|Computational Mathematics Seminar Series|
|Solving the Eikonal Equation on Adaptive Triangular and Tetrahedral Meshes|
|Luke Owens, University of South Carolina|
|Johnston Hall 338
April 20, 2009 - 11:00 am
The two well known methods for solving the eikonal equation are the fast marching method and the fast sweeping method. On a rectangular or cubic mesh both of these methods can be easily implemented. However, on a triangular or tetrahedral mesh complications arise. We will explore both the fast marching and fast sweeping methods and touch on the recent application of using higher order discontinuous Galerkin methods to solve the eikonal equation. Finally, theoretical and numerical convergence results will be presented for the closest point algorithm on an adaptive triangular mesh. The closest point algorithm is used to solved the distance function, which is important in the application of fitting a surface to 3D point cloud data.

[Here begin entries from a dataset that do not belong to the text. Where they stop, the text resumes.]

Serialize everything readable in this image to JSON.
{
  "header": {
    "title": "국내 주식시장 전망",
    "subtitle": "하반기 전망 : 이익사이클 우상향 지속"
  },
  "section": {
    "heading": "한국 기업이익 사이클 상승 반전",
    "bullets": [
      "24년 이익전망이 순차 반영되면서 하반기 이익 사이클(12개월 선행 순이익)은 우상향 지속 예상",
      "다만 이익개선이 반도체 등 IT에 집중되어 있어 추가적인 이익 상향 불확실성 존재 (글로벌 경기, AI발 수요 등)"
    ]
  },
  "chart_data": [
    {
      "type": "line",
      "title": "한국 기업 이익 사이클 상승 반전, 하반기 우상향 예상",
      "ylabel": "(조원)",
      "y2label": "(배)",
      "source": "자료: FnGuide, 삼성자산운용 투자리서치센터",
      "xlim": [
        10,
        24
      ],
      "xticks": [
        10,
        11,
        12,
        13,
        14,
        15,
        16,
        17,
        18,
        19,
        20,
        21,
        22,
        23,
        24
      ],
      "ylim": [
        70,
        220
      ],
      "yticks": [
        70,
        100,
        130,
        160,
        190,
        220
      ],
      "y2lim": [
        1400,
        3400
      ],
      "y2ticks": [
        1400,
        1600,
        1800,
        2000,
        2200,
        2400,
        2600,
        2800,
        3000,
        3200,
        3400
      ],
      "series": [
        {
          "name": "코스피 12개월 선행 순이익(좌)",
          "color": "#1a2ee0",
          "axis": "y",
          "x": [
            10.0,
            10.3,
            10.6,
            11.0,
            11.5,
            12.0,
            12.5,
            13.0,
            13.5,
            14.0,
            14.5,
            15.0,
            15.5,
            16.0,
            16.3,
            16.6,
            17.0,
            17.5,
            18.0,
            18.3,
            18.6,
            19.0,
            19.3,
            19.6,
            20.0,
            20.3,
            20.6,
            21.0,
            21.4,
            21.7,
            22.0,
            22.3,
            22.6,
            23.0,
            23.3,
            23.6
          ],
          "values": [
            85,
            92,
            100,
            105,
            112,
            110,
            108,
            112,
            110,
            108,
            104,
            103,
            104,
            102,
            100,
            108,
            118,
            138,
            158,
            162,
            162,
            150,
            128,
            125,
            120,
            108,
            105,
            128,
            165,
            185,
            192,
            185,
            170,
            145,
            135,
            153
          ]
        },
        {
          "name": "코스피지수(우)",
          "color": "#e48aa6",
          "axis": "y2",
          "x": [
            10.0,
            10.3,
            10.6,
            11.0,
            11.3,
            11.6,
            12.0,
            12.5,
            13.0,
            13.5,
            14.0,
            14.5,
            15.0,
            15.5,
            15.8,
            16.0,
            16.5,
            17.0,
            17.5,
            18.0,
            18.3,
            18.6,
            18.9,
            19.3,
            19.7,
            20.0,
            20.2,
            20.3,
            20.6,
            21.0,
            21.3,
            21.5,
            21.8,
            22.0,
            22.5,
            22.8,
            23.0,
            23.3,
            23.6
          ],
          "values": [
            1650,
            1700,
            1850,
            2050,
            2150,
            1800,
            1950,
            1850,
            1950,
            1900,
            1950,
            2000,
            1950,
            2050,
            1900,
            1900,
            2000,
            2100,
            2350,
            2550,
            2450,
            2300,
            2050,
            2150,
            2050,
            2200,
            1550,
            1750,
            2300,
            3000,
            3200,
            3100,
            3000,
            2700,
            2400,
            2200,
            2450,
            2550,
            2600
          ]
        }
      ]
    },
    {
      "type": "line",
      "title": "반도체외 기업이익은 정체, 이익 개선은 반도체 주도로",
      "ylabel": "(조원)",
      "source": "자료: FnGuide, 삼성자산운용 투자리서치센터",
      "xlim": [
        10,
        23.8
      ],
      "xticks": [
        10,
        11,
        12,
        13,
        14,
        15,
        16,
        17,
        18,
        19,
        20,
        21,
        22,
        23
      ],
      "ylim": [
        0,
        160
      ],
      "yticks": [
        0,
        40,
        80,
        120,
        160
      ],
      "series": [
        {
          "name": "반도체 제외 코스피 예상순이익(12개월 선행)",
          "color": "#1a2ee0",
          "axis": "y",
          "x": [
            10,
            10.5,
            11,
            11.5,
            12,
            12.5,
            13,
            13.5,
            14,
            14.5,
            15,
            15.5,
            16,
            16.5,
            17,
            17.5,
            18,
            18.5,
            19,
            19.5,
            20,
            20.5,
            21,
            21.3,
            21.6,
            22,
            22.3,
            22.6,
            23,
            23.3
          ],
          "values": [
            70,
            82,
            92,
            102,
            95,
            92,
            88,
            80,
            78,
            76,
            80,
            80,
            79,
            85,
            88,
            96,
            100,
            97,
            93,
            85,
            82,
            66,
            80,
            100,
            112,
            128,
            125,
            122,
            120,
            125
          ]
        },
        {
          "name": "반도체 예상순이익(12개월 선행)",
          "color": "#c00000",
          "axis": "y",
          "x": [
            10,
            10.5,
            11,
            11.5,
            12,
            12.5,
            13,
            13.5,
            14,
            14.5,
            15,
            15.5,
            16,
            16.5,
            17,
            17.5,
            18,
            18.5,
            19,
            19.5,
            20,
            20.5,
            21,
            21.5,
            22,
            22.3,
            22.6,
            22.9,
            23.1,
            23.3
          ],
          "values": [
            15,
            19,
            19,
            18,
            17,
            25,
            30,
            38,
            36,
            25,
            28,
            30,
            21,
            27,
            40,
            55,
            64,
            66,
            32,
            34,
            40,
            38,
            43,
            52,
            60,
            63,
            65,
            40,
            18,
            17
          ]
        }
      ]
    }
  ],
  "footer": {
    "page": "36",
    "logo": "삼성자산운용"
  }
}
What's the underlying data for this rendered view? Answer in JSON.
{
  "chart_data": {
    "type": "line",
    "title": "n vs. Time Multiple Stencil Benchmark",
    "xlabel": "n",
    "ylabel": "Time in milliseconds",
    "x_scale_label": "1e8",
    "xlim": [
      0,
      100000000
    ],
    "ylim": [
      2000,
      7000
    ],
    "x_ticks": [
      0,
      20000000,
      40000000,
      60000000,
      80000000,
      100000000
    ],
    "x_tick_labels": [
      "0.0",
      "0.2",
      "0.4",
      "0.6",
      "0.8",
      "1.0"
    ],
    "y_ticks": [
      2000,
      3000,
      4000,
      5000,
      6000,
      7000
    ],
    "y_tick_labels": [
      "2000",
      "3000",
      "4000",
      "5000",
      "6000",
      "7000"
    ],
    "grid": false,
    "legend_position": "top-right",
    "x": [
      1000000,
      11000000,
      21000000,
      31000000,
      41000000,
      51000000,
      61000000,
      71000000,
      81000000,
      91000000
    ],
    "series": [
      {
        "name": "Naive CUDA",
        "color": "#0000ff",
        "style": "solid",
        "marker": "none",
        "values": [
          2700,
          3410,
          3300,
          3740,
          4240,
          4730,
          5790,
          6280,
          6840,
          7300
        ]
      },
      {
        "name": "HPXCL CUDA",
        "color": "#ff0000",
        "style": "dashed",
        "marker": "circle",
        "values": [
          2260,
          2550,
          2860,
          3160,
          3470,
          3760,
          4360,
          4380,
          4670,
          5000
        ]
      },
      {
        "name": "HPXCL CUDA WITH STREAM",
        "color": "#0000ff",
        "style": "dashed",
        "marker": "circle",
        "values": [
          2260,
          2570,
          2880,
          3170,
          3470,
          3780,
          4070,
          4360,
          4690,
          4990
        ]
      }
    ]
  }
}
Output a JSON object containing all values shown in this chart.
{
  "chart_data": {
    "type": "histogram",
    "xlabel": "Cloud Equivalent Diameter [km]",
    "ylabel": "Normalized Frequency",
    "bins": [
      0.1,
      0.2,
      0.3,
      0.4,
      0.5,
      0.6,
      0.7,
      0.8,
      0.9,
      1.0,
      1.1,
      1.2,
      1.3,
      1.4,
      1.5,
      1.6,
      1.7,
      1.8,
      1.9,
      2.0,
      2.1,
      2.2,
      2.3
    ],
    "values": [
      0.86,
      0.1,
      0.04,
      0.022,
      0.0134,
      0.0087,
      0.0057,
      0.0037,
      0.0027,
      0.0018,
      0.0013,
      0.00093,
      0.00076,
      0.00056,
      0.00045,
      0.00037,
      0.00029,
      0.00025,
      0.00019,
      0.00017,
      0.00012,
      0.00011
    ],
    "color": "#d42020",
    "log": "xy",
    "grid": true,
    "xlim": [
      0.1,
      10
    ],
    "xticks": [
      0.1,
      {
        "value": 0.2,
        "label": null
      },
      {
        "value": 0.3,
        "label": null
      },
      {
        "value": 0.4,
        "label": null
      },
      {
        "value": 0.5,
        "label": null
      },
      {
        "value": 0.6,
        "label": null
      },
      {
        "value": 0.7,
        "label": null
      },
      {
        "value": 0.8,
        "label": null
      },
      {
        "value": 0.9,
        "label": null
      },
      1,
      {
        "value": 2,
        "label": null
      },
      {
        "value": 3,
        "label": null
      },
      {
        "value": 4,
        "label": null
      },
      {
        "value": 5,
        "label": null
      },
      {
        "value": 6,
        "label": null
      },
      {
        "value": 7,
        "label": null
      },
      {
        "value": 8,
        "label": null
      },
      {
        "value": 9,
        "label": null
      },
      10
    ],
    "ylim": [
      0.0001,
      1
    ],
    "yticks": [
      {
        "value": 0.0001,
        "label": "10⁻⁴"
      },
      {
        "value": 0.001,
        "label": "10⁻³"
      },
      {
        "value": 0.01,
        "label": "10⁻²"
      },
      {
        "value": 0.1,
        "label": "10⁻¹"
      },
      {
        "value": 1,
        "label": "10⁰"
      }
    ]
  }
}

Luke Owens is from WIndsor, ON, Canada. He went to Kennesaw, GA in August of 2000 on a golf scholarship. He graduated with a Bachelor of Science degree in Mathematics from Kennesaw State University. In 2007, he graduated from the University of South Carolina with a Ph.D. in Mathematics under the direction of Susanne Brenner and Li-yeng Sung. Dr. Owens is currently working at the Industrial Mathematics Institute at USC as a mathematics postdoc researcher. He will be a postdoc at Texas A&M starting fall 2009.